This article may be used to:
  • highlight the relationship between hard news stories and features;
  • address stereotypes surrounding foreigners;
  • debate the role of journalists as advocates.
 Trainers’ notes:
This feature chronicles three days in the lives of a mother and son who were targeted in xenophobic attacks. While media covered the attacks heavily, this article goes beyond many hard news pieces that appeared during the time. In this instance, the journalist found an effective feature angle stemming from a hard news story that allowed her to take the hard news story to another level, which offered a more nuanced look at the violence. Features often have more leeway in terms of both length and style – the journalist uses this to her advantage. The longer length of the medium allows her to flesh out her subjects and their surroundings, humanising the story.  The fact that the piece was compiled over an extended period of time – three days – also shows the journalist’s commitment to the subject matter.
In a way, the journalist’s focus on humanising this mother and son speaks to stereotypes surrounding foreigners.  At the heart of xenophobia is a perception of “us vs. them,” – or an “othering” – that allows people to see foreigners as a group distinct from their own. Following from this, many people claim they can identify immigrants by their appearances. The article attacks this stereotype by stating early on that both mother and son are South Africans. Othering of certain groups essentially dehumanises them, making it easier for those targeting them to victimise these groups. The journalist addresses this, not only by choosing subjects likely to illicit empathy – a mother and child – but also by effectively humanising the two and showing the pain the violence had caused them.
Throughout the 20th century, media has figured into countless crisis situations, sometimes for better and worse however in the last decade there has been increasing attention being given to the positive role media can play in supporting human rights and development agendas.  Articles like this advocate a human rights agenda, helping to raise awareness about issues around vulnerable groups while also helping to include the rare voices of these populations in mainstream media.
 Discussion questions
  • Do we see this kind of in-depth reporting on immigrants or other marginalised groups often enough? Why or why not?
  • What are some of the challenges in covering xenophobia as well as immigrants in your community?
  • Within existing coverage of immigrants, what are the gaps?
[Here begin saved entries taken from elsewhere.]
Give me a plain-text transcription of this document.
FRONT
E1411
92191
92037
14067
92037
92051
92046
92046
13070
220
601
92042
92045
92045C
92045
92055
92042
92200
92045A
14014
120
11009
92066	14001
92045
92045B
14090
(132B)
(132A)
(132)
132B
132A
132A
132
  • What if any responsibilities do journalists have towards their subjects? If these do exist, do they change when subjects are vulnerable?

Training exercises:

  • Has your community been affected by xenophobia? Compile and analyse media coverage of the event and discuss its strengths and weaknesses. What’s missing? Think of feature article angles that could address the coverage gaps.
  • Make a timeline charting major events in which certain populations have been persecuted that media has influenced, including a brief description of media’s role in each. Are there any patterns? Discuss what role, if any, of media should play in terms of promoting the human rights agenda in the future.
  • Interview editors of major media outlets in your country – how/when do they think xenophobia should be covered? What do they think of their reporters’ abilities to cover this topic sensitively? Does the organisation conduct any sensitisation or training on covering vulnerable populations?